In a sign that he may be one to watch, he has been edging up in the estimations of bookmakers in recent times.
Despite long enjoying a profile as the bookies’ favourite to replace Johnson, the man who beat him in the last Tory leadership election, the former health secretary’s odds have now plummeted with many of the same bookies. He has frequently been talked about as the “safe pair of hands” replacement for Johnson – but in the wake of the moves by Javid and Sunak, a lack of boldness on the part of Hunt may now be more apparent than ever. In terms of character, the PM and Hunt remain poles apart: Johnson is all bombast and cheap jokes. Hunt is neither. But his achilles heel is that he was on the remainer wing of the party, something which could lose him votes to potential rivals such as Penny Mordaunt.
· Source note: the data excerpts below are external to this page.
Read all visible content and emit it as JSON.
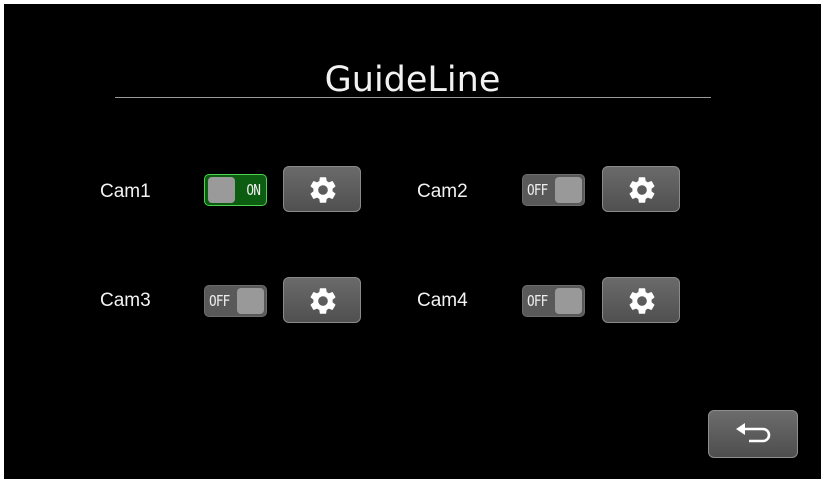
{
  "title": "GuideLine",
  "cameras": [
    {
      "label": "Cam1",
      "state": "ON",
      "enabled": true
    },
    {
      "label": "Cam2",
      "state": "OFF",
      "enabled": false
    },
    {
      "label": "Cam3",
      "state": "OFF",
      "enabled": false
    },
    {
      "label": "Cam4",
      "state": "OFF",
      "enabled": false
    }
  ],
  "icons": {
    "settings": "gear-icon",
    "back": "return-arrow-icon"
  },
  "colors": {
    "background": "#000000",
    "toggle_on": "#0c5d12",
    "toggle_on_border": "#4fd14f",
    "toggle_off": "#595959"
  }
}
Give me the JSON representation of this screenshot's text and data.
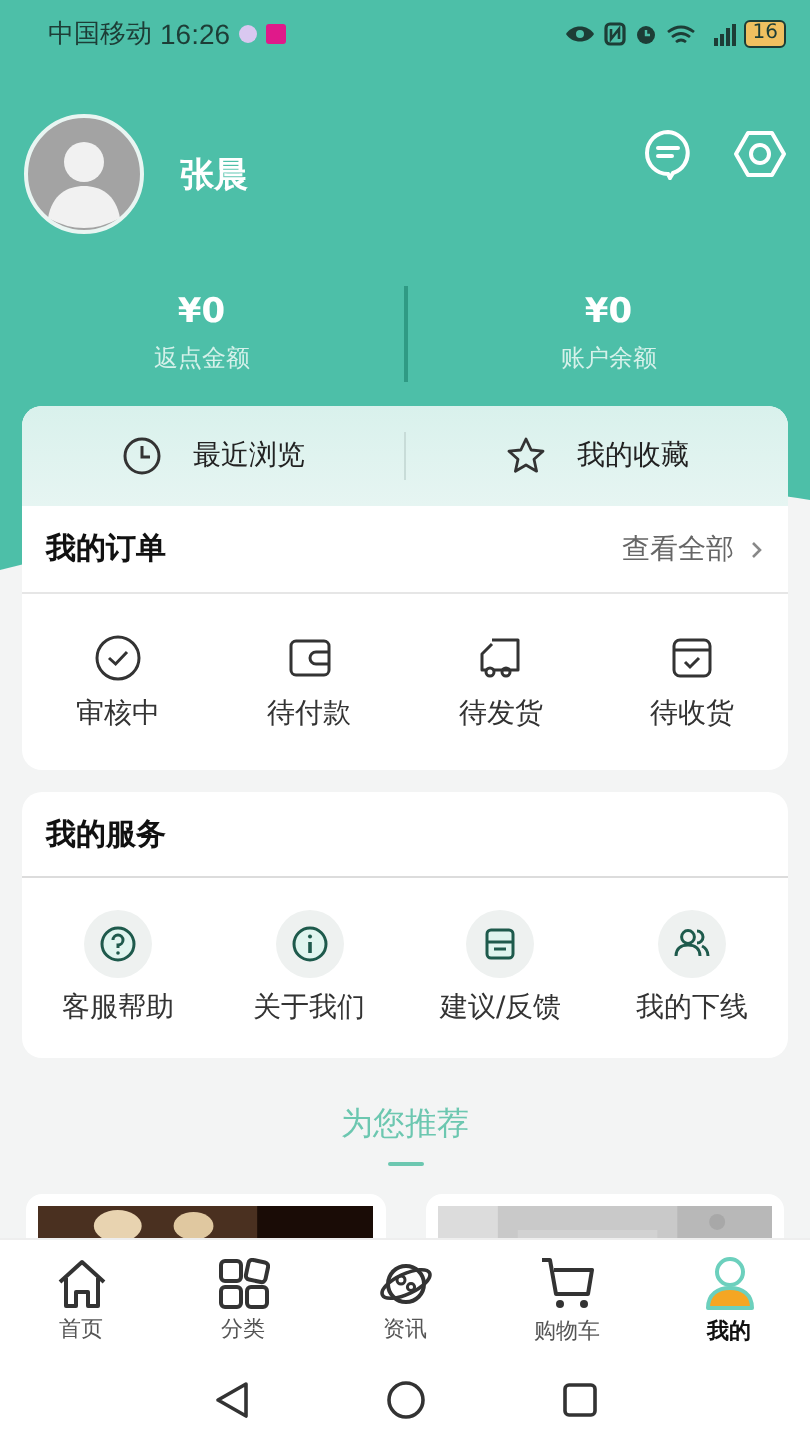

Hunt has tried to play the role of elder statesman from the backbenches, offering gentle and usually friendly criticism over the government’s Covid mistakes. Firmly on the centrist side of the party, he could be viewed as a calming presence after the tumult of the Johnson years, if the membership are desperate for some stability, although their Brexit inclinations will weigh heavily. Among the general public, he is not a hugely polarising figure, apart from among the medical community who cannot forgive his row with junior doctors during the controversy over their contracts. The (so far) Johnson-fanatical Daily Mail regularly mocks his leadership ambitions.
The education secretary has gradually been emerging as an outside candidate who could rely both on a compelling personal backstory and a track record of competency in government.
The education secretary impressed his party as vaccines minister and – after he was rewarded with a more senior cabinet post - he has done a solid job of neutralising some of the difficult issues facing the Tories on education after the chaos of Gavin Williamson’s tenure during Covid.
His backstory as a former refugee from Iraq who came to Britain as a child is impressive. But some Tory MPs may worry – as with Sunak – about his wealth, from the expenses-era criticism of him claiming to heat his stables, to his former business dealings in oil and gas.
There were some early signs that he may be wavering in his support for Johnson on Tuesday evening as other cabinet ministers and their advisers were quicker to signal that they were behind the prime minister in the wake of the Javid and Sunak resignations.
The former military officer is a favourite among Tory centrists – itself an obstacle of sorts in a party whose members and backbenchers have shifted right on many issues.
Although it would be highly unusual to have a new prime minister with no cabinet or shadow cabinet experience, some MPs believe it could be good to have a candidate untainted by the Johnson regime.
However, he is relatively untested and some worry his focus is too much on foreign affairs and not on the domestic agenda to be an attractive option.